We were thinking of secrets. Real secrets, and snide. Too many to count. When I try now to sort out who knew what and who knew nothing, who knew everything and who was a fraud, I have to stop and give it up, it makes my head spin. [4; 110]

So though, as I have said, I was sorry for her. I was not quite sorry enough to want to try and save her. I never really thought of telling her the truth, of showing up Gentleman as the villain he was . . . [5; 136]

To complicate matter further, the two women fall in love with each other, if there is any truth coming out of the hoax, during the intricate dealings. Waters has downplayed the romance, focusing on the layers of secrets to be revealed carefully. The ingénue of Fingersmith lays in her execution, juxtaposing facts and events that would otherwise contribute to an ordinary tale of chicanery and betrayal.

And so you see it is love—not scorn, not malice; only love—that makes me harm her. [10; 285]

In Fingersmith, the approach to the truth is so convoluted that appearances in one case have pointed one way while the truth lay all the while unsuspected in another direction.

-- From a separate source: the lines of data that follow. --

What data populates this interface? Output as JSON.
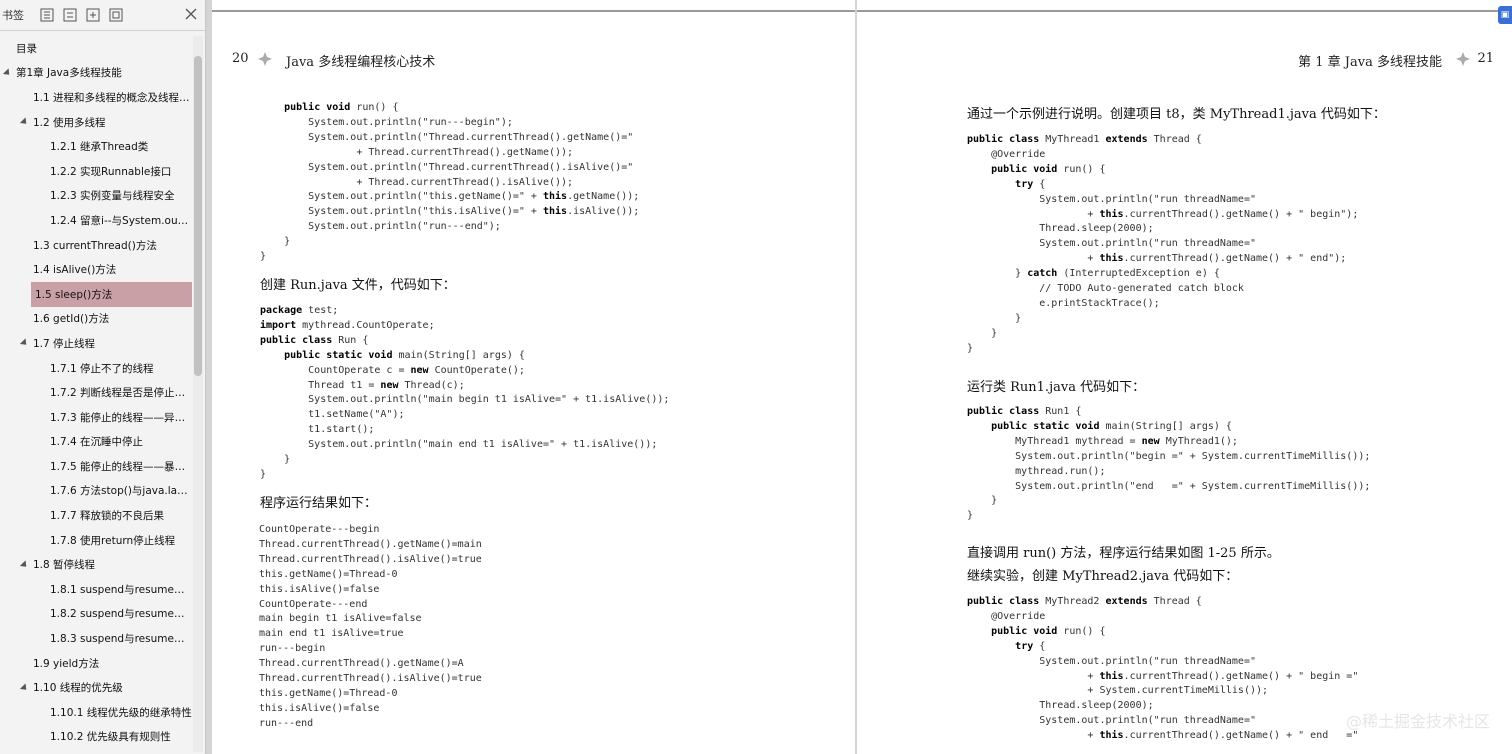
{
  "sidebar": {
    "header_title": "书签",
    "items": [
      {
        "label": "目录",
        "level": 0,
        "expand": false
      },
      {
        "label": "第1章 Java多线程技能",
        "level": 0,
        "expand": true
      },
      {
        "label": "1.1 进程和多线程的概念及线程的...",
        "level": 1,
        "expand": false
      },
      {
        "label": "1.2 使用多线程",
        "level": 1,
        "expand": true
      },
      {
        "label": "1.2.1 继承Thread类",
        "level": 2,
        "expand": false
      },
      {
        "label": "1.2.2 实现Runnable接口",
        "level": 2,
        "expand": false
      },
      {
        "label": "1.2.3 实例变量与线程安全",
        "level": 2,
        "expand": false
      },
      {
        "label": "1.2.4 留意i--与System.out.pr...",
        "level": 2,
        "expand": false
      },
      {
        "label": "1.3 currentThread()方法",
        "level": 1,
        "expand": false
      },
      {
        "label": "1.4 isAlive()方法",
        "level": 1,
        "expand": false
      },
      {
        "label": "1.5 sleep()方法",
        "level": 1,
        "expand": false,
        "active": true
      },
      {
        "label": "1.6 getId()方法",
        "level": 1,
        "expand": false
      },
      {
        "label": "1.7 停止线程",
        "level": 1,
        "expand": true
      },
      {
        "label": "1.7.1 停止不了的线程",
        "level": 2,
        "expand": false
      },
      {
        "label": "1.7.2 判断线程是否是停止状态",
        "level": 2,
        "expand": false
      },
      {
        "label": "1.7.3 能停止的线程——异常法",
        "level": 2,
        "expand": false
      },
      {
        "label": "1.7.4 在沉睡中停止",
        "level": 2,
        "expand": false
      },
      {
        "label": "1.7.5 能停止的线程——暴力...",
        "level": 2,
        "expand": false
      },
      {
        "label": "1.7.6 方法stop()与java.lang....",
        "level": 2,
        "expand": false
      },
      {
        "label": "1.7.7 释放锁的不良后果",
        "level": 2,
        "expand": false
      },
      {
        "label": "1.7.8 使用return停止线程",
        "level": 2,
        "expand": false
      },
      {
        "label": "1.8 暂停线程",
        "level": 1,
        "expand": true
      },
      {
        "label": "1.8.1 suspend与resume方法...",
        "level": 2,
        "expand": false
      },
      {
        "label": "1.8.2 suspend与resume方法...",
        "level": 2,
        "expand": false
      },
      {
        "label": "1.8.3 suspend与resume方法...",
        "level": 2,
        "expand": false
      },
      {
        "label": "1.9 yield方法",
        "level": 1,
        "expand": false
      },
      {
        "label": "1.10 线程的优先级",
        "level": 1,
        "expand": true
      },
      {
        "label": "1.10.1 线程优先级的继承特性",
        "level": 2,
        "expand": false
      },
      {
        "label": "1.10.2 优先级具有规则性",
        "level": 2,
        "expand": false
      }
    ]
  },
  "left_page": {
    "number": "20",
    "title": "Java 多线程编程核心技术",
    "code1": "    <b>public void</b> run() {\n        System.out.println(\"run---begin\");\n        System.out.println(\"Thread.currentThread().getName()=\"\n                + Thread.currentThread().getName());\n        System.out.println(\"Thread.currentThread().isAlive()=\"\n                + Thread.currentThread().isAlive());\n        System.out.println(\"this.getName()=\" + <b>this</b>.getName());\n        System.out.println(\"this.isAlive()=\" + <b>this</b>.isAlive());\n        System.out.println(\"run---end\");\n    }\n}",
    "text1": "创建 Run.java 文件，代码如下：",
    "code2": "<b>package</b> test;\n<b>import</b> mythread.CountOperate;\n<b>public class</b> Run {\n    <b>public static void</b> main(String[] args) {\n        CountOperate c = <b>new</b> CountOperate();\n        Thread t1 = <b>new</b> Thread(c);\n        System.out.println(\"main begin t1 isAlive=\" + t1.isAlive());\n        t1.setName(\"A\");\n        t1.start();\n        System.out.println(\"main end t1 isAlive=\" + t1.isAlive());\n    }\n}",
    "text2": "程序运行结果如下：",
    "code3": "CountOperate---begin\nThread.currentThread().getName()=main\nThread.currentThread().isAlive()=true\nthis.getName()=Thread-0\nthis.isAlive()=false\nCountOperate---end\nmain begin t1 isAlive=false\nmain end t1 isAlive=true\nrun---begin\nThread.currentThread().getName()=A\nThread.currentThread().isAlive()=true\nthis.getName()=Thread-0\nthis.isAlive()=false\nrun---end"
  },
  "right_page": {
    "number": "21",
    "title": "第 1 章   Java 多线程技能",
    "text1": "通过一个示例进行说明。创建项目 t8，类 MyThread1.java 代码如下：",
    "code1": "<b>public class</b> MyThread1 <b>extends</b> Thread {\n    @Override\n    <b>public void</b> run() {\n        <b>try</b> {\n            System.out.println(\"run threadName=\"\n                    + <b>this</b>.currentThread().getName() + \" begin\");\n            Thread.sleep(2000);\n            System.out.println(\"run threadName=\"\n                    + <b>this</b>.currentThread().getName() + \" end\");\n        } <b>catch</b> (InterruptedException e) {\n            // TODO Auto-generated catch block\n            e.printStackTrace();\n        }\n    }\n}",
    "text2": "运行类 Run1.java 代码如下：",
    "code2": "<b>public class</b> Run1 {\n    <b>public static void</b> main(String[] args) {\n        MyThread1 mythread = <b>new</b> MyThread1();\n        System.out.println(\"begin =\" + System.currentTimeMillis());\n        mythread.run();\n        System.out.println(\"end   =\" + System.currentTimeMillis());\n    }\n}",
    "text3": "直接调用 run() 方法，程序运行结果如图 1-25 所示。",
    "text4": "继续实验，创建 MyThread2.java 代码如下：",
    "code3": "<b>public class</b> MyThread2 <b>extends</b> Thread {\n    @Override\n    <b>public void</b> run() {\n        <b>try</b> {\n            System.out.println(\"run threadName=\"\n                    + <b>this</b>.currentThread().getName() + \" begin =\"\n                    + System.currentTimeMillis());\n            Thread.sleep(2000);\n            System.out.println(\"run threadName=\"\n                    + <b>this</b>.currentThread().getName() + \" end   =\""
  },
  "watermark": "@稀土掘金技术社区",
  "badge": "▣"
}
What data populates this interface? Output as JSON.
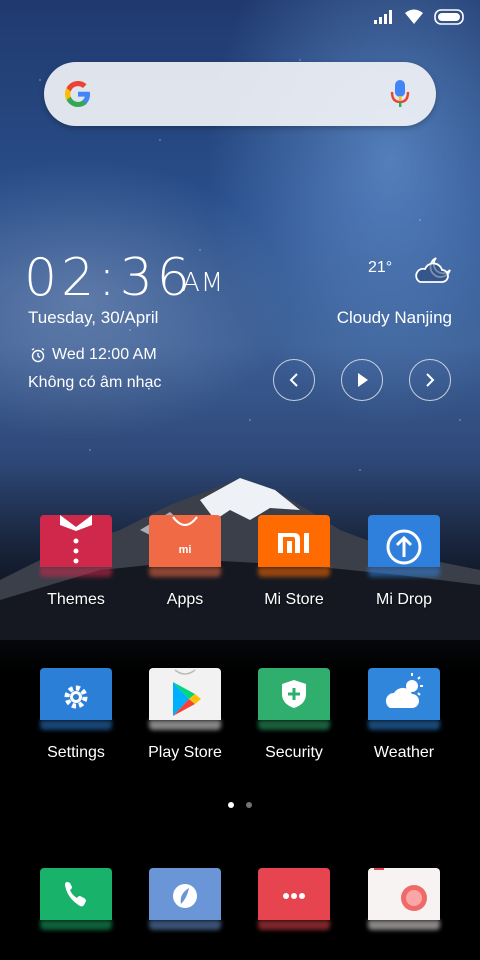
{
  "clock": {
    "time": "02:36",
    "ampm": "AM",
    "date": "Tuesday, 30/April"
  },
  "alarm": {
    "label": "Wed 12:00 AM"
  },
  "music": {
    "status": "Không có âm nhạc"
  },
  "weather": {
    "temp": "21°",
    "city": "Cloudy Nanjing"
  },
  "apps_row1": [
    {
      "label": "Themes",
      "color": "#d0284a"
    },
    {
      "label": "Apps",
      "color": "#f06a45"
    },
    {
      "label": "Mi Store",
      "color": "#ff6b00"
    },
    {
      "label": "Mi Drop",
      "color": "#2f7fdc"
    }
  ],
  "apps_row2": [
    {
      "label": "Settings",
      "color": "#2b7fd6"
    },
    {
      "label": "Play Store",
      "color": "#f2f2f2"
    },
    {
      "label": "Security",
      "color": "#2fae6e"
    },
    {
      "label": "Weather",
      "color": "#2f86da"
    }
  ],
  "dock": [
    {
      "name": "phone",
      "color": "#18b26a"
    },
    {
      "name": "browser",
      "color": "#6a95d6"
    },
    {
      "name": "messaging",
      "color": "#e6454f"
    },
    {
      "name": "camera",
      "color": "#f7f3f3"
    }
  ],
  "pages": {
    "count": 2,
    "active": 0
  }
}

On top of the entangled fate of the two orphaned women, Waters surrounds their lives with characters who are unforgettable—neither wholly good nor evil. Whether it is Mr. Ibbs’ dealing with pickpockets for the stolen goods, Mrs. Sucksby’s unlicensed nursing of orphaned infants, Sue’s being part of the scam to make her fortune, the intention is to amount some good. Their actions often display a mix of self-interest and surprising altruism. Good to the last page.